11月中旬、紅葉を背景に史料館前で秋のお茶会が催される清荒神清澄寺。境内にある鉄斎美術館では「鉄斎−書簡が語る名作秘話−」の後期展示を観ることができます。 鉄斎の支援者を始め、家族や親交のあった人々にしたためた多くの書簡が今も遺されており、展覧会では作品と書簡や添状がセットで展示され、画に対する興味がそそられます。大阪商業大学で教鞭をとる学芸員の明尾圭造さんと名作を鑑賞、その稀有な才能から生まれる表現者としての鉄斎に改めて思いを馳せました。

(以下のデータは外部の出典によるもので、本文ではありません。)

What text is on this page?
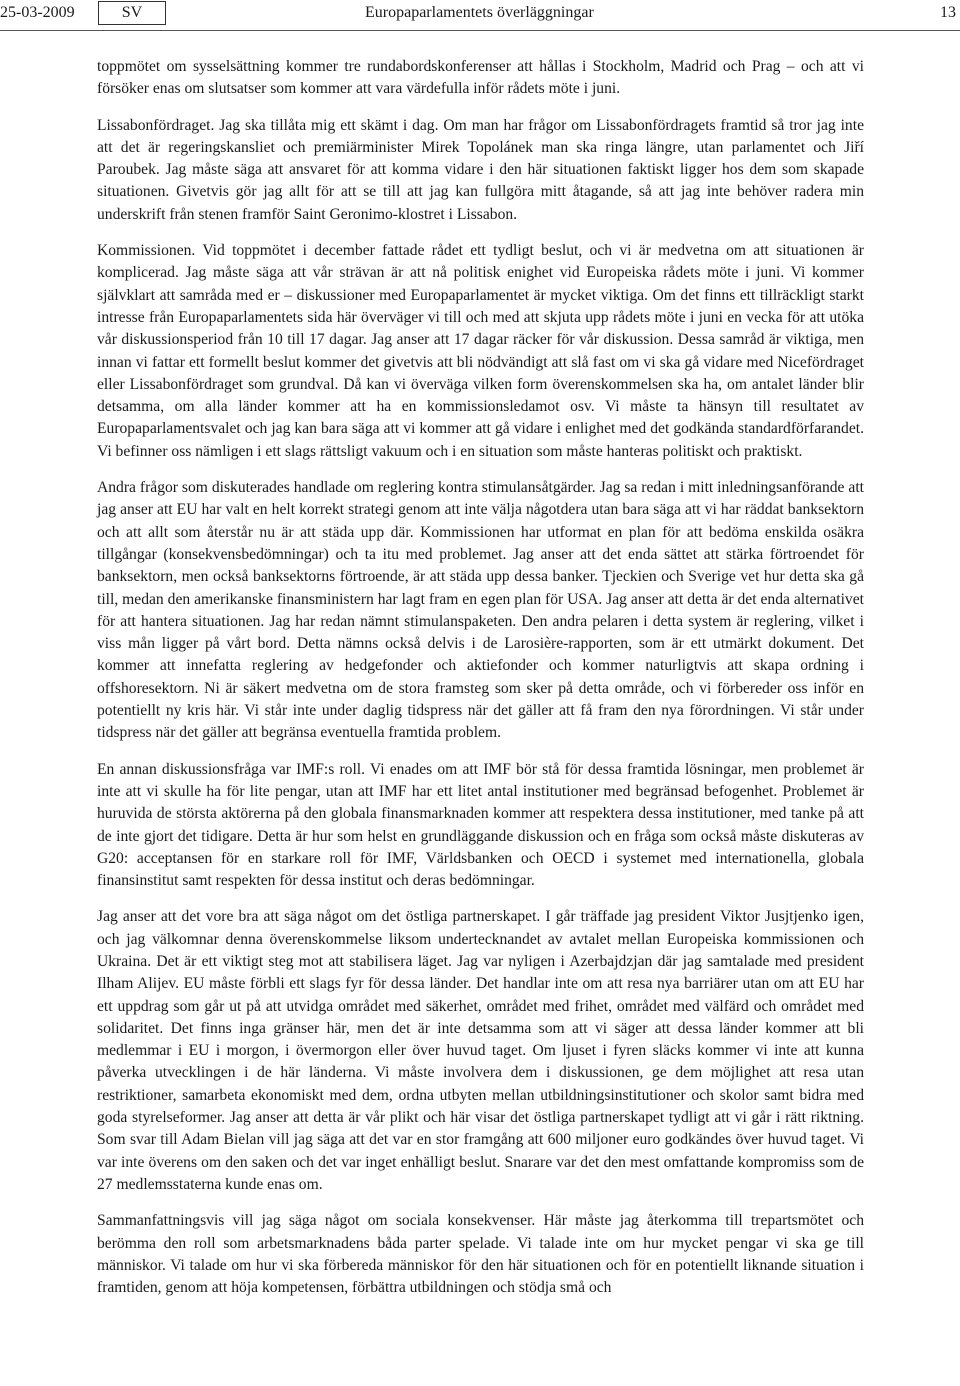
25-03-2009	SV	Europaparlamentets överläggningar	13

toppmötet om sysselsättning kommer tre rundabordskonferenser att hållas i Stockholm, Madrid och Prag – och att vi försöker enas om slutsatser som kommer att vara värdefulla inför rådets möte i juni.

Lissabonfördraget. Jag ska tillåta mig ett skämt i dag. Om man har frågor om Lissabonfördragets framtid så tror jag inte att det är regeringskansliet och premiärminister Mirek Topolánek man ska ringa längre, utan parlamentet och Jiří Paroubek. Jag måste säga att ansvaret för att komma vidare i den här situationen faktiskt ligger hos dem som skapade situationen. Givetvis gör jag allt för att se till att jag kan fullgöra mitt åtagande, så att jag inte behöver radera min underskrift från stenen framför Saint Geronimo-klostret i Lissabon.

Kommissionen. Vid toppmötet i december fattade rådet ett tydligt beslut, och vi är medvetna om att situationen är komplicerad. Jag måste säga att vår strävan är att nå politisk enighet vid Europeiska rådets möte i juni. Vi kommer självklart att samråda med er – diskussioner med Europaparlamentet är mycket viktiga. Om det finns ett tillräckligt starkt intresse från Europaparlamentets sida här överväger vi till och med att skjuta upp rådets möte i juni en vecka för att utöka vår diskussionsperiod från 10 till 17 dagar. Jag anser att 17 dagar räcker för vår diskussion. Dessa samråd är viktiga, men innan vi fattar ett formellt beslut kommer det givetvis att bli nödvändigt att slå fast om vi ska gå vidare med Nicefördraget eller Lissabonfördraget som grundval. Då kan vi överväga vilken form överenskommelsen ska ha, om antalet länder blir detsamma, om alla länder kommer att ha en kommissionsledamot osv. Vi måste ta hänsyn till resultatet av Europaparlamentsvalet och jag kan bara säga att vi kommer att gå vidare i enlighet med det godkända standardförfarandet. Vi befinner oss nämligen i ett slags rättsligt vakuum och i en situation som måste hanteras politiskt och praktiskt.

Andra frågor som diskuterades handlade om reglering kontra stimulansåtgärder. Jag sa redan i mitt inledningsanförande att jag anser att EU har valt en helt korrekt strategi genom att inte välja någotdera utan bara säga att vi har räddat banksektorn och att allt som återstår nu är att städa upp där. Kommissionen har utformat en plan för att bedöma enskilda osäkra tillgångar (konsekvensbedömningar) och ta itu med problemet. Jag anser att det enda sättet att stärka förtroendet för banksektorn, men också banksektorns förtroende, är att städa upp dessa banker. Tjeckien och Sverige vet hur detta ska gå till, medan den amerikanske finansministern har lagt fram en egen plan för USA. Jag anser att detta är det enda alternativet för att hantera situationen. Jag har redan nämnt stimulanspaketen. Den andra pelaren i detta system är reglering, vilket i viss mån ligger på vårt bord. Detta nämns också delvis i de Larosière-rapporten, som är ett utmärkt dokument. Det kommer att innefatta reglering av hedgefonder och aktiefonder och kommer naturligtvis att skapa ordning i offshoresektorn. Ni är säkert medvetna om de stora framsteg som sker på detta område, och vi förbereder oss inför en potentiellt ny kris här. Vi står inte under daglig tidspress när det gäller att få fram den nya förordningen. Vi står under tidspress när det gäller att begränsa eventuella framtida problem.

En annan diskussionsfråga var IMF:s roll. Vi enades om att IMF bör stå för dessa framtida lösningar, men problemet är inte att vi skulle ha för lite pengar, utan att IMF har ett litet antal institutioner med begränsad befogenhet. Problemet är huruvida de största aktörerna på den globala finansmarknaden kommer att respektera dessa institutioner, med tanke på att de inte gjort det tidigare. Detta är hur som helst en grundläggande diskussion och en fråga som också måste diskuteras av G20: acceptansen för en starkare roll för IMF, Världsbanken och OECD i systemet med internationella, globala finansinstitut samt respekten för dessa institut och deras bedömningar.

Jag anser att det vore bra att säga något om det östliga partnerskapet. I går träffade jag president Viktor Jusjtjenko igen, och jag välkomnar denna överenskommelse liksom undertecknandet av avtalet mellan Europeiska kommissionen och Ukraina. Det är ett viktigt steg mot att stabilisera läget. Jag var nyligen i Azerbajdzjan där jag samtalade med president Ilham Alijev. EU måste förbli ett slags fyr för dessa länder. Det handlar inte om att resa nya barriärer utan om att EU har ett uppdrag som går ut på att utvidga området med säkerhet, området med frihet, området med välfärd och området med solidaritet. Det finns inga gränser här, men det är inte detsamma som att vi säger att dessa länder kommer att bli medlemmar i EU i morgon, i övermorgon eller över huvud taget. Om ljuset i fyren släcks kommer vi inte att kunna påverka utvecklingen i de här länderna. Vi måste involvera dem i diskussionen, ge dem möjlighet att resa utan restriktioner, samarbeta ekonomiskt med dem, ordna utbyten mellan utbildningsinstitutioner och skolor samt bidra med goda styrelseformer. Jag anser att detta är vår plikt och här visar det östliga partnerskapet tydligt att vi går i rätt riktning. Som svar till Adam Bielan vill jag säga att det var en stor framgång att 600 miljoner euro godkändes över huvud taget. Vi var inte överens om den saken och det var inget enhälligt beslut. Snarare var det den mest omfattande kompromiss som de 27 medlemsstaterna kunde enas om.

Sammanfattningsvis vill jag säga något om sociala konsekvenser. Här måste jag återkomma till trepartsmötet och berömma den roll som arbetsmarknadens båda parter spelade. Vi talade inte om hur mycket pengar vi ska ge till människor. Vi talade om hur vi ska förbereda människor för den här situationen och för en potentiellt liknande situation i framtiden, genom att höja kompetensen, förbättra utbildningen och stödja små och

私は大阪画壇を研究していますが、鉄斎の作品を観るようになったのは十年ほど前からです。元々古文書の研究をしていましたので賛を通して鉄斎の画にも関心を持つに至りました。
鉄斎は自らを画家ではなく学者と言っているように多くの知識や深い思想を持っていたわけですが、その思いを最も的確に表現できる手段が画だったのでしょう。
ですから、画には示唆に富んだ深い意味が込められていて、そこには学ぶべきことが多く、我々が自分の可能性を広げていくことにつながるような気がします。
鉄斎は独自の世界を持つ優れた思想家とも言え、未だ研究の余地を残していると思います。
展覧会では「富士山図」屏風が威容を放っていました。右隻には富士山全容が描かれ、左隻には全景から高速で頂上に迫ったような火口の図が描かれている。動的であるとともに細部に破綻の無い不思議な富士山図です。
京都の唐紙商・桜堂の柴田松園宛に「天長節に筆を携えて貴宅に伺いたい」との意向と「一日二日で揮毫の積り」という内容の葉書も併せて展示されていましたが、短期間でこれだけの大作を描いた集中力とともにこの屏風が部屋に飾られたことは驚きです。鉄斎の画は観る側の気力も充実していなければ受け止められない迫力がありますから。
鉄斎は40歳で富士に登り、23年後にこの画を描いたのですが、長い時間をかけて自分の中で咀嚼され、鉄斎の富士となって表現されているので日本画、洋画といったジャンルを超えているように思われますね。
「富士山図」左隻には鉄斎が尊敬する文人池大雅、高芙蓉 韓大年の三人と鉄斎自身と思われる人物が火口付近に描かれていて、その三人が富士登山をする「三老登嶽図」も展示されています。依頼者からの再三の催促に対し「普通の依頼と比すれば、決して遅くない」と返している書簡には鉄斎の人間味を感じました。
まだご覧になっていない方には、是非ともこの「富士山図」の迫力を体感して頂きたいと思います。
明尾圭造・1961年東大阪市生まれ。関西大学大学院博士前期課程修了。芦屋市立美術博物館学芸員を経て現職。日本近代文化史・大阪画壇を研究。共著書『モダニズム出版社の光芒』(淡交社)、『古地図で見る阪神間の地名』(神戸新聞総合出版センター)など。